Des traités internationaux ratifiés

Le pays s’est aligné derrière quatre (04) autres instruments internationaux dont la convention de l’Unesco qui concerne la lutte contre la discrimination dans le domaine de l’enseignement en 2012 et la convention internationale pour la protection de toutes les personnes contre les disparitions forcées en 2014. Il a également soumis les 18 ème et 19 ème rapports périodiques sur la convention internationale pour l’élimination de toutes les formes de discrimination raciale en 2015 et le rapport initial sur la convention relative aux droits des personnes handicapées en 2016.
En septembre 2016, pour ce qui est de l’adhésion aux instruments et la coopération avec les mécanismes internationaux et régionaux, le Togo a finalisé le processus de ratification du deuxième protocole facultatif qui concerne le pacte international relatif aux droits civils et politiques et qui vise l’abolition de la peine de mort. La même année, il a soumis le rapport initial en ce qui concerne la charte africaine sur la démocratie, les élections et la gouvernance. Ces avancées ont naturellement contribué à l’élection du Togo au Conseil des droits de l’homme (CDH), pour la période 2016-2018.
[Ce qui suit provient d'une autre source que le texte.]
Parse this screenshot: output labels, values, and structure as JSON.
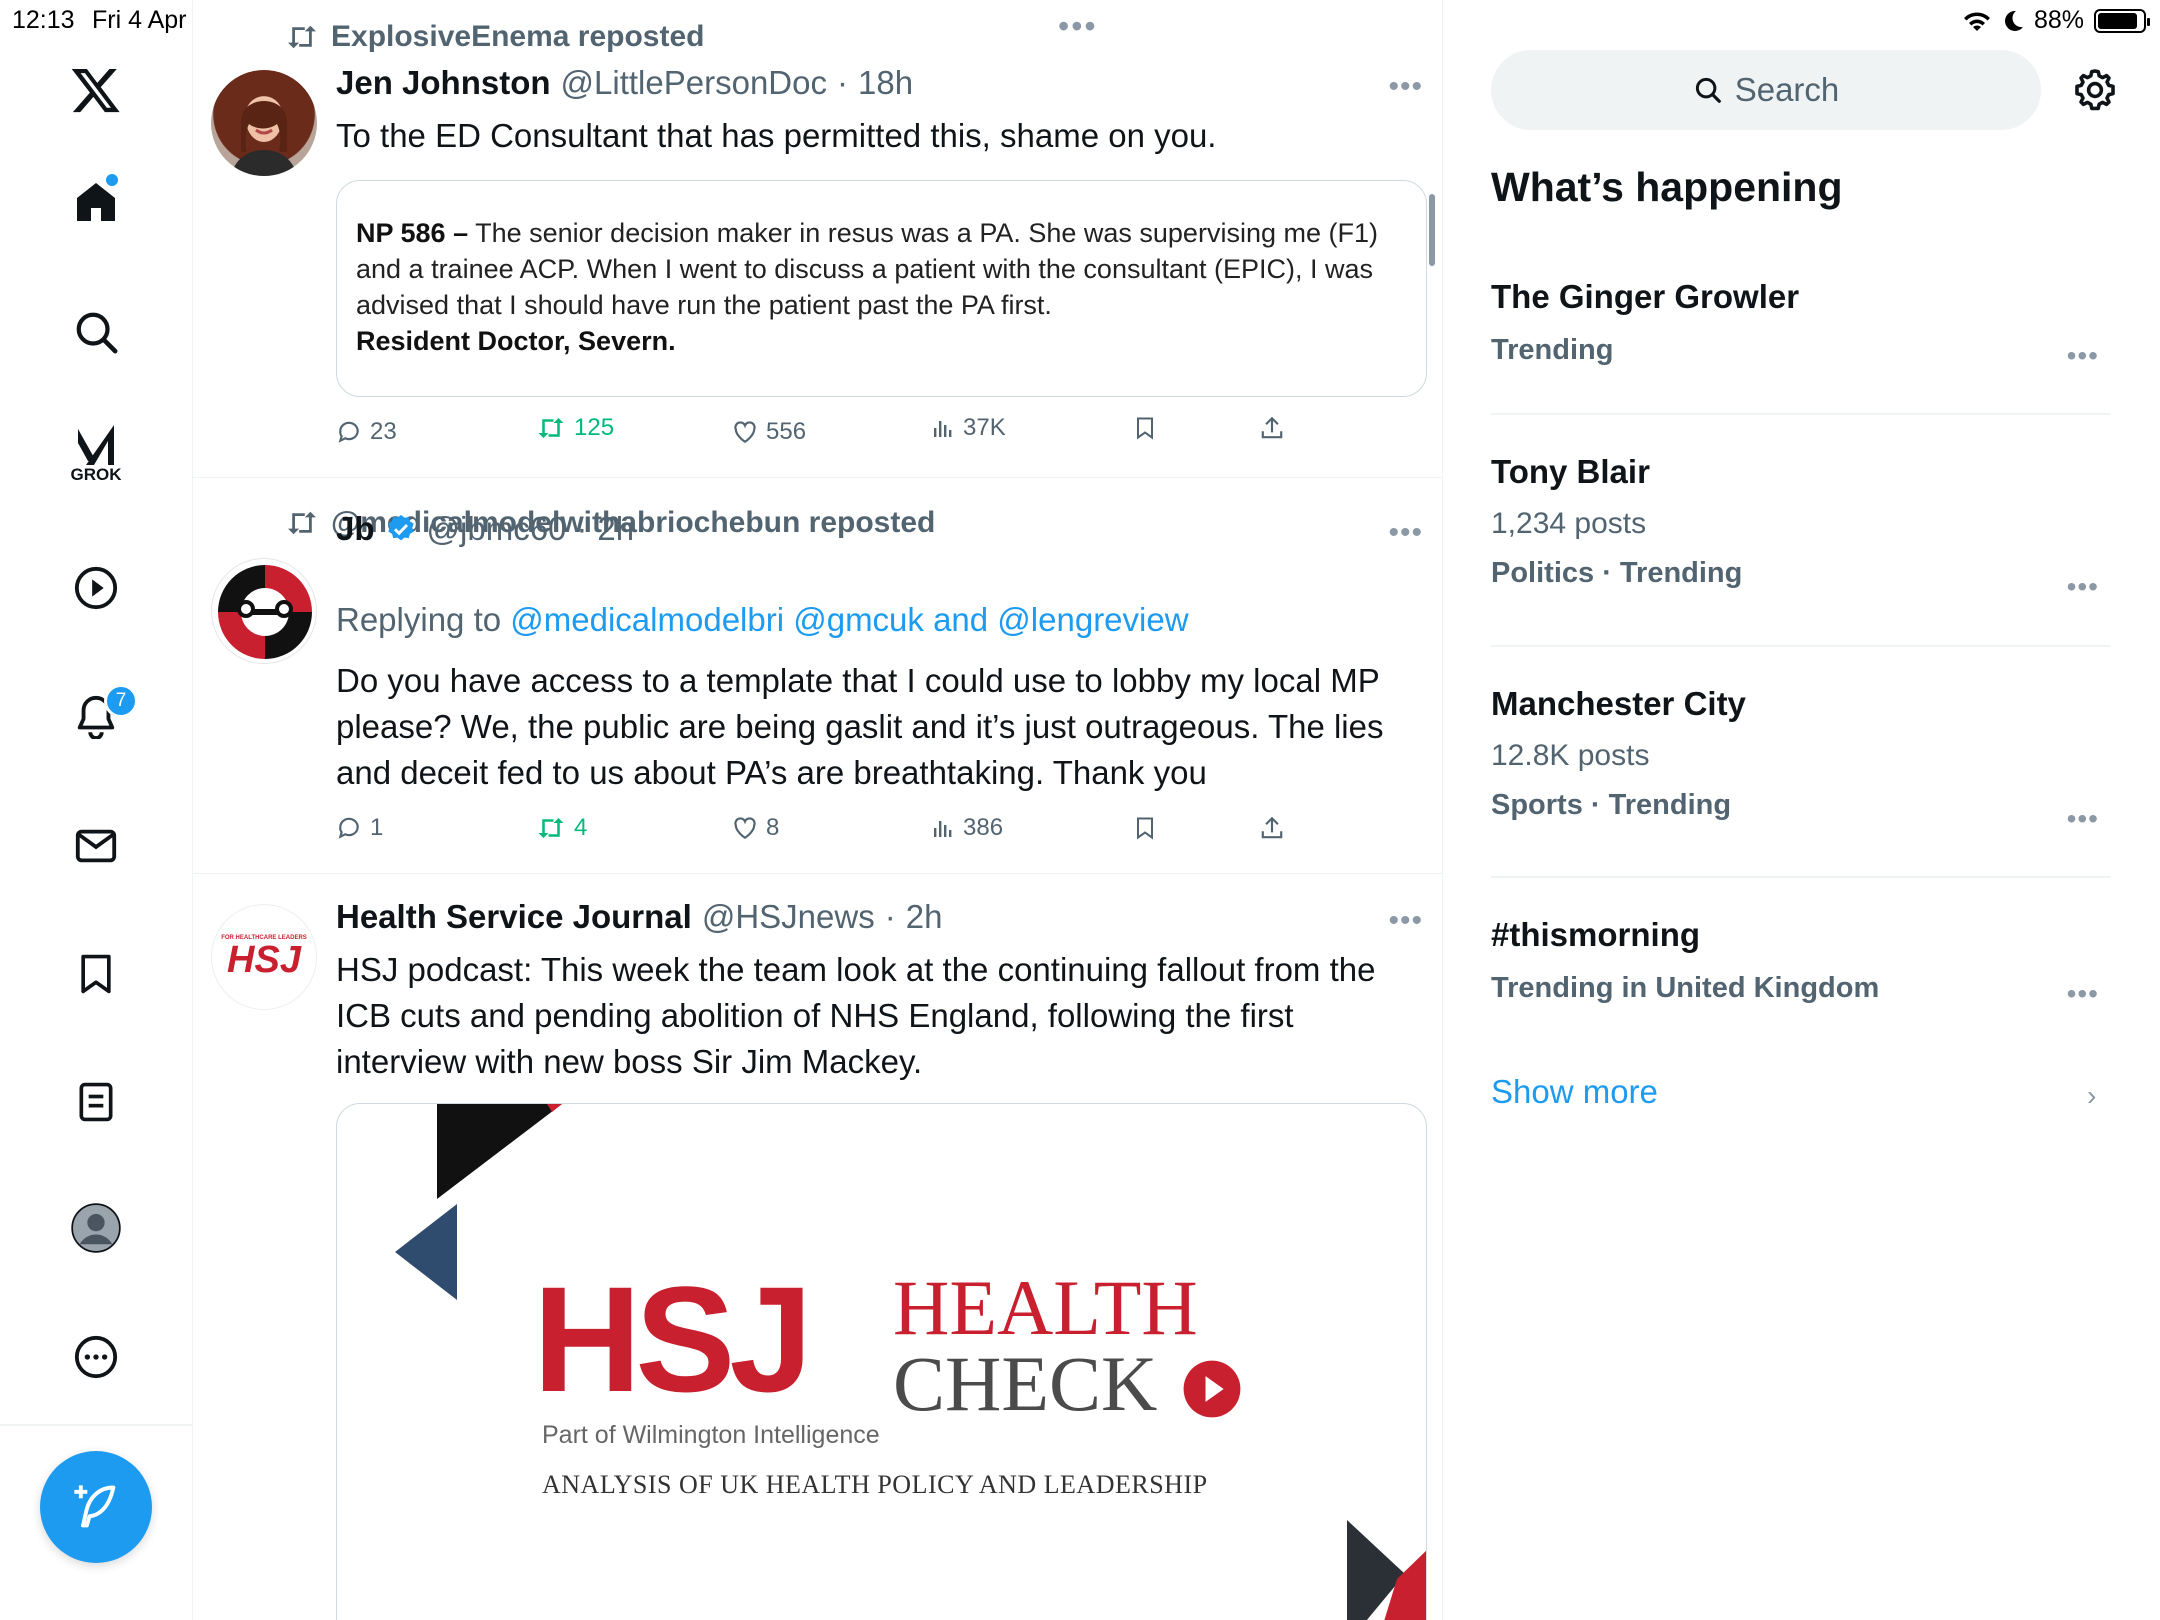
{
  "status_bar": {
    "time": "12:13",
    "date": "Fri 4 Apr",
    "battery": "88%",
    "battery_level": 0.88
  },
  "nav": {
    "grok_label": "GROK",
    "notifications_count": "7"
  },
  "feed": {
    "tweets": [
      {
        "repost_by": "ExplosiveEnema reposted",
        "name": "Jen Johnston",
        "handle": "@LittlePersonDoc",
        "dot": "·",
        "time": "18h",
        "text": "To the ED Consultant that has permitted this, shame on you.",
        "quote": {
          "prefix": "NP 586 –",
          "body": " The senior decision maker in resus was a PA. She was supervising me (F1) and a trainee ACP. When I went to discuss a patient with the consultant (EPIC), I was advised that I should have run the patient past the PA first.",
          "signoff": "Resident Doctor, Severn."
        },
        "replies": "23",
        "reposts": "125",
        "likes": "556",
        "views": "37K"
      },
      {
        "repost_by": "@medicalmodelwithabriochebun reposted",
        "name": "Jb",
        "handle": "@jbmc60",
        "dot": "·",
        "time": "2h",
        "replying_prefix": "Replying to",
        "replying_to": "@medicalmodelbri @gmcuk and @lengreview",
        "text": "Do you have access to a template that I could use to lobby my local MP please? We, the public are being gaslit and it’s just outrageous. The lies and deceit fed to us about PA’s are breathtaking. Thank you",
        "replies": "1",
        "reposts": "4",
        "likes": "8",
        "views": "386"
      },
      {
        "name": "Health Service Journal",
        "handle": "@HSJnews",
        "dot": "·",
        "time": "2h",
        "text": "HSJ podcast: This week the team look at the continuing fallout from the ICB cuts and pending abolition of NHS England, following the first interview with new boss Sir Jim Mackey.",
        "avatar_small": "FOR HEALTHCARE LEADERS",
        "avatar_logo": "HSJ",
        "media": {
          "logo": "HSJ",
          "title_line1": "HEALTH",
          "title_line2": "CHECK",
          "part_of": "Part of Wilmington Intelligence",
          "tagline": "ANALYSIS OF UK HEALTH POLICY AND LEADERSHIP"
        }
      }
    ]
  },
  "sidebar": {
    "search_placeholder": "Search",
    "section_title": "What’s happening",
    "trends": [
      {
        "title": "The Ginger Growler",
        "posts": "",
        "meta": "Trending"
      },
      {
        "title": "Tony Blair",
        "posts": "1,234 posts",
        "meta": "Politics · Trending"
      },
      {
        "title": "Manchester City",
        "posts": "12.8K posts",
        "meta": "Sports · Trending"
      },
      {
        "title": "#thismorning",
        "posts": "",
        "meta": "Trending in United Kingdom"
      }
    ],
    "show_more": "Show more",
    "more_glyph": "•••"
  },
  "colors": {
    "accent": "#1d9bf0",
    "repost_green": "#00ba7c",
    "hsj_red": "#c8202f",
    "hsj_navy": "#2f4b6e"
  }
}
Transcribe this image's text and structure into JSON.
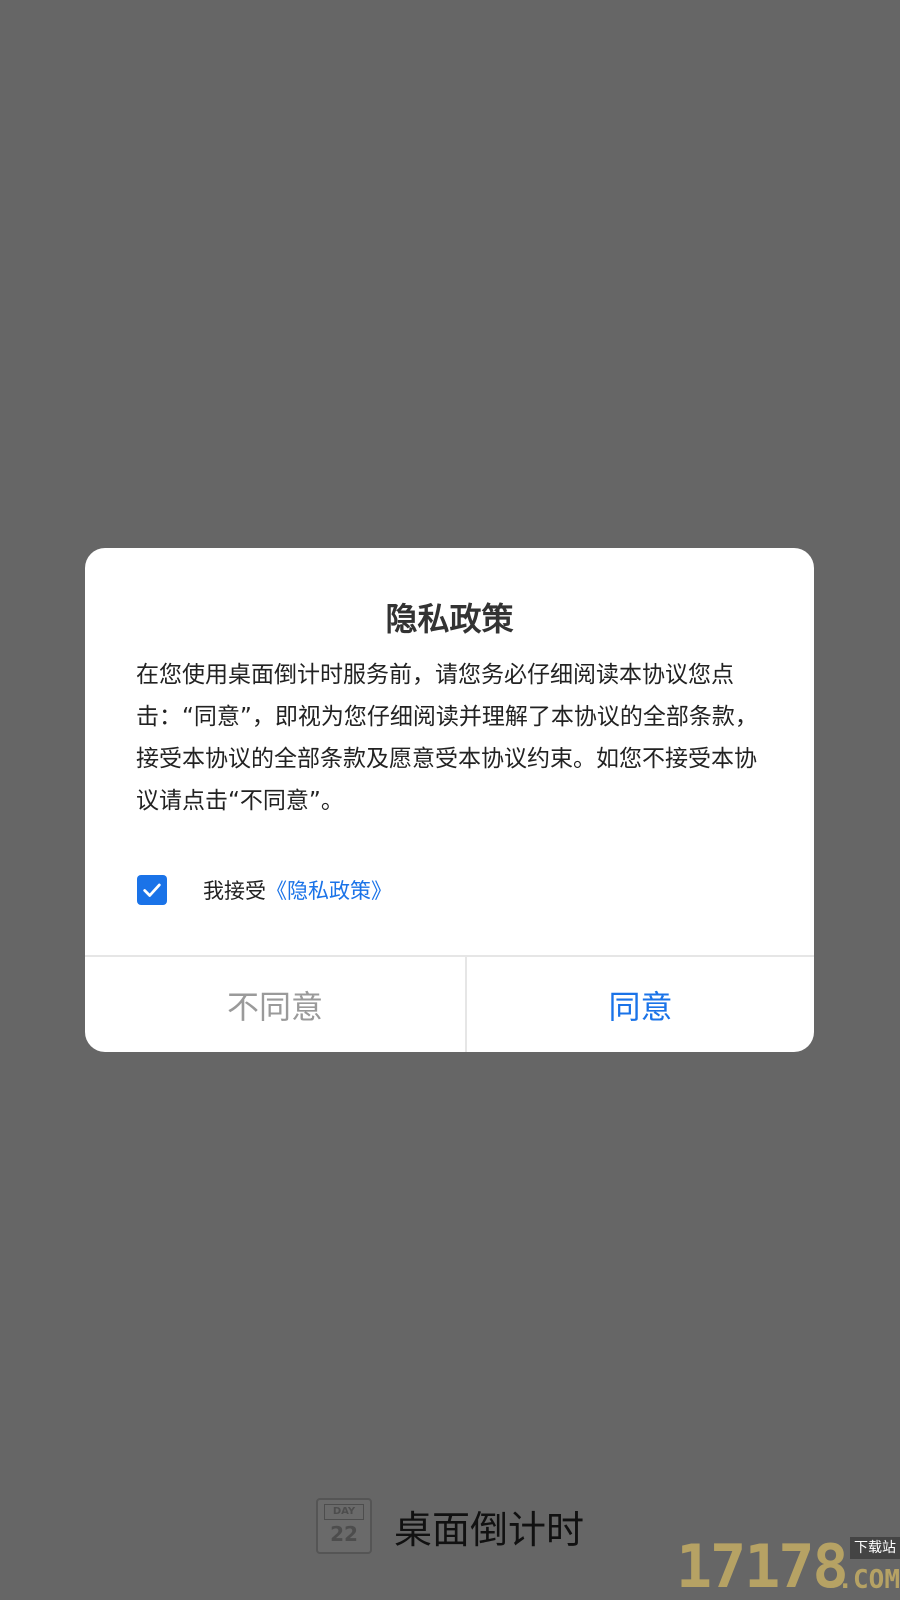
{
  "splash": {
    "app_name": "桌面倒计时",
    "logo_top": "DAY",
    "logo_number": "22"
  },
  "dialog": {
    "title": "隐私政策",
    "body": "在您使用桌面倒计时服务前，请您务必仔细阅读本协议您点击：“同意”，即视为您仔细阅读并理解了本协议的全部条款，接受本协议的全部条款及愿意受本协议约束。如您不接受本协议请点击“不同意”。",
    "consent_checked": true,
    "consent_prefix": "我接受",
    "consent_link": "《隐私政策》",
    "disagree_label": "不同意",
    "agree_label": "同意"
  },
  "watermark": {
    "digits": "17178",
    "badge": "下载站",
    "suffix": ".COM"
  },
  "colors": {
    "accent": "#1a73e8",
    "overlay": "rgba(0,0,0,0.6)",
    "disabled_text": "#9a9a9a"
  },
  "icons": {
    "checkbox": "check-icon"
  }
}
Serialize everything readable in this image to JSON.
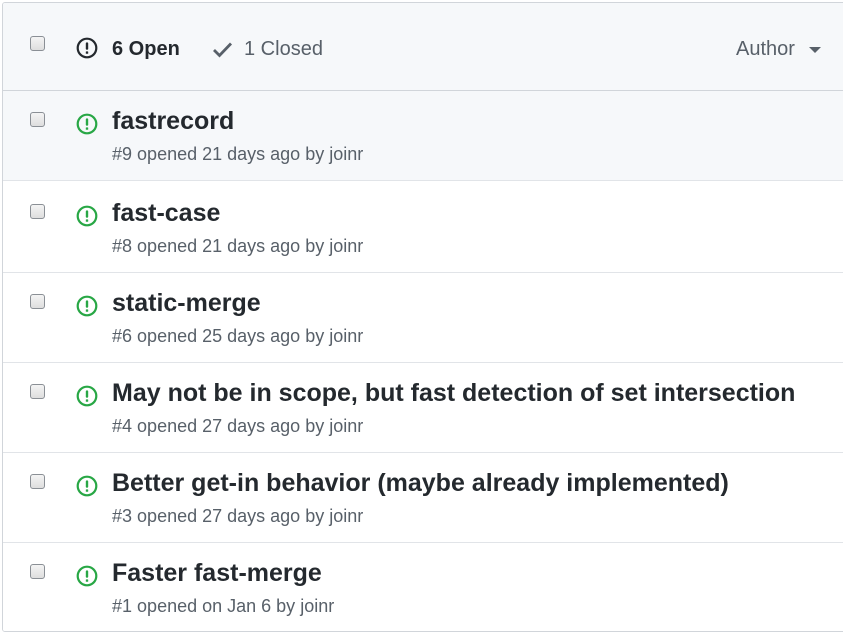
{
  "header": {
    "open_label": "6 Open",
    "closed_label": "1 Closed",
    "author_filter_label": "Author"
  },
  "colors": {
    "open_icon_green": "#28a745",
    "header_open_icon": "#24292e",
    "muted_text": "#586069"
  },
  "icons": {
    "open_issue": "issue-opened-icon",
    "closed": "check-icon",
    "dropdown": "caret-down-icon"
  },
  "issues": [
    {
      "title": "fastrecord",
      "number": "#9",
      "opened": "opened 21 days ago by",
      "author": "joinr"
    },
    {
      "title": "fast-case",
      "number": "#8",
      "opened": "opened 21 days ago by",
      "author": "joinr"
    },
    {
      "title": "static-merge",
      "number": "#6",
      "opened": "opened 25 days ago by",
      "author": "joinr"
    },
    {
      "title": "May not be in scope, but fast detection of set intersection",
      "number": "#4",
      "opened": "opened 27 days ago by",
      "author": "joinr"
    },
    {
      "title": "Better get-in behavior (maybe already implemented)",
      "number": "#3",
      "opened": "opened 27 days ago by",
      "author": "joinr"
    },
    {
      "title": "Faster fast-merge",
      "number": "#1",
      "opened": "opened on Jan 6 by",
      "author": "joinr"
    }
  ]
}
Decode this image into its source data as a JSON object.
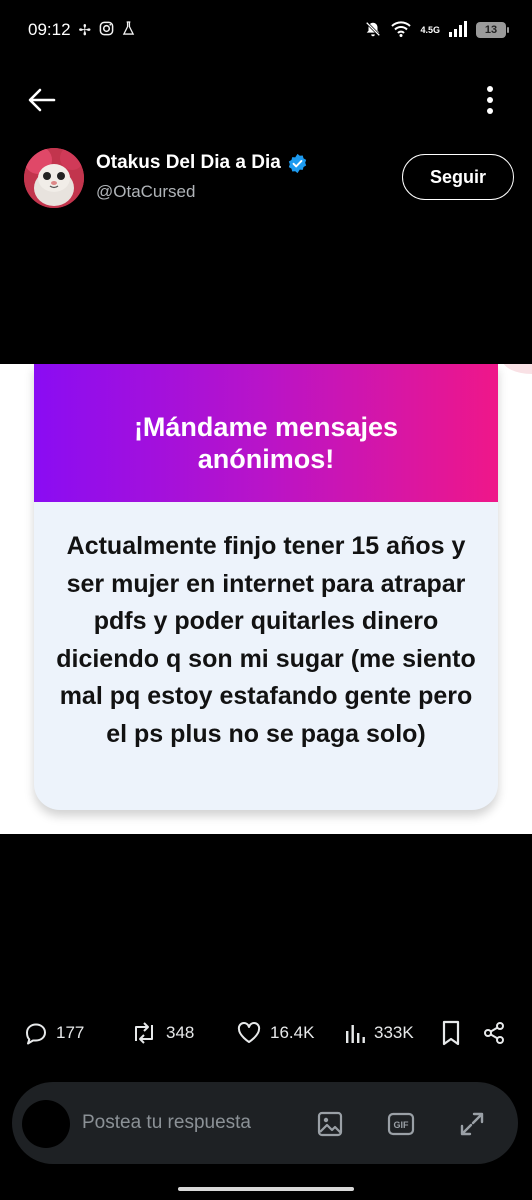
{
  "status_bar": {
    "time": "09:12",
    "network_label": "4.5G",
    "battery": "13"
  },
  "profile": {
    "display_name": "Otakus Del Dia a Dia",
    "handle": "@OtaCursed",
    "follow_label": "Seguir",
    "verified_color": "#1d9bf0"
  },
  "card": {
    "title": "¡Mándame mensajes anónimos!",
    "message": "Actualmente finjo tener 15 años y ser mujer en internet para atrapar pdfs y poder quitarles dinero diciendo q son mi sugar (me siento mal pq estoy estafando gente pero el ps plus no se paga solo)",
    "gradient_start": "#8a0cf3",
    "gradient_end": "#ef1789"
  },
  "actions": {
    "replies": "177",
    "reposts": "348",
    "likes": "16.4K",
    "views": "333K"
  },
  "reply": {
    "placeholder": "Postea tu respuesta"
  },
  "icons": {
    "back": "arrow-left-icon",
    "more": "more-vertical-icon",
    "reply": "comment-icon",
    "repost": "repost-icon",
    "like": "heart-icon",
    "views": "bar-chart-icon",
    "bookmark": "bookmark-icon",
    "share": "share-icon",
    "image": "image-icon",
    "gif": "gif-icon",
    "expand": "expand-icon"
  }
}
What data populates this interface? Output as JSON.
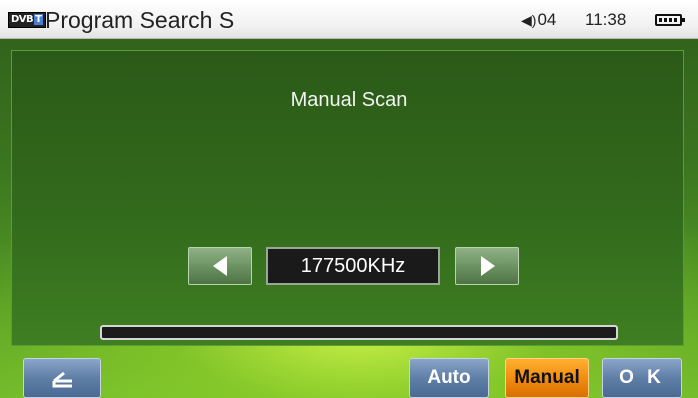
{
  "status_bar": {
    "logo_text": "DVB",
    "logo_suffix": "T",
    "title": "Program Search S",
    "volume": "04",
    "time": "11:38"
  },
  "dialog": {
    "title": "Manual Scan",
    "frequency": "177500KHz",
    "scan_progress": 0
  },
  "buttons": {
    "auto": "Auto",
    "manual": "Manual",
    "ok": "O K"
  },
  "icons": {
    "back": "back-arrow-icon",
    "prev": "triangle-left-icon",
    "next": "triangle-right-icon",
    "volume": "speaker-icon",
    "battery": "battery-icon"
  },
  "colors": {
    "accent_orange": "#f08a10",
    "button_blue": "#5f7fa7",
    "background_green": "#3b741f"
  }
}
Rôles des forces de sécurité

Dans tous les pays, Il ne fait aucun doute que la police nationale et la gendarmerie ont un rôle déterminant à jouer pour l’application de la loi et du maintien de l’ordre public. Conscient de cette tâche sensible qui incombe à la responsabilité des forces de l’ordre et de sécurité, le gouvernement a commencé par les former et/ou outiller sur les questions relatives aux droits de l’homme, un véritable soubassement de la paix et de la démocratie. Pour ce faire, des conférence-débat, ateliers de formation, séances de sensibilisation, rencontres entre forces de l’ordre et population sont organisés de manière conjointe (par le ministère des Droits de l’homme et le ministère de la Sécurité et de la Protection civile) sur toute l’étendue du territoire. Grâce à ces acquis, les forces de l’ordre procèdent à des enquêtes minutieuses sur les violations des droits humains, aident à établir la justice, luttent contre la discrimination, la corruption et l’impunité.

Autres lois notables

Au Togo, la loi interdit toutes les formes de travail forcé ou obligatoire et les sanctions prévues en cas de violations sont strictes, allant jusqu’à dix (10) ou vingt (20) ans de prison assorties d’amendes. En outre, la loi interdit l’emploi des enfants de moins de quinze (15) ans dans toute entreprise ainsi que le travail de nuit des enfants de moins de dix-huit (18) ans ; elle condamne la traite des enfants, la prostitution, la pédopornographie et l’utilisation des enfants dans les conflits armés. La même loi impose un temps de repos quotidien d’au moins douze (12) heures pour tous les enfants qui travaillent. Aussi, il existe une loi qui interdit la discrimination en matière d’emploi et de profession fondée sur la race, le sexe, le handicap, la citoyenneté, l’origine nationale, l’opinion politique et la langue. Les sanctions prévues en cas de violations s’étendent jusqu’à un million de francs CFA d’amende et peuvent conduire à six (06) mois de prison.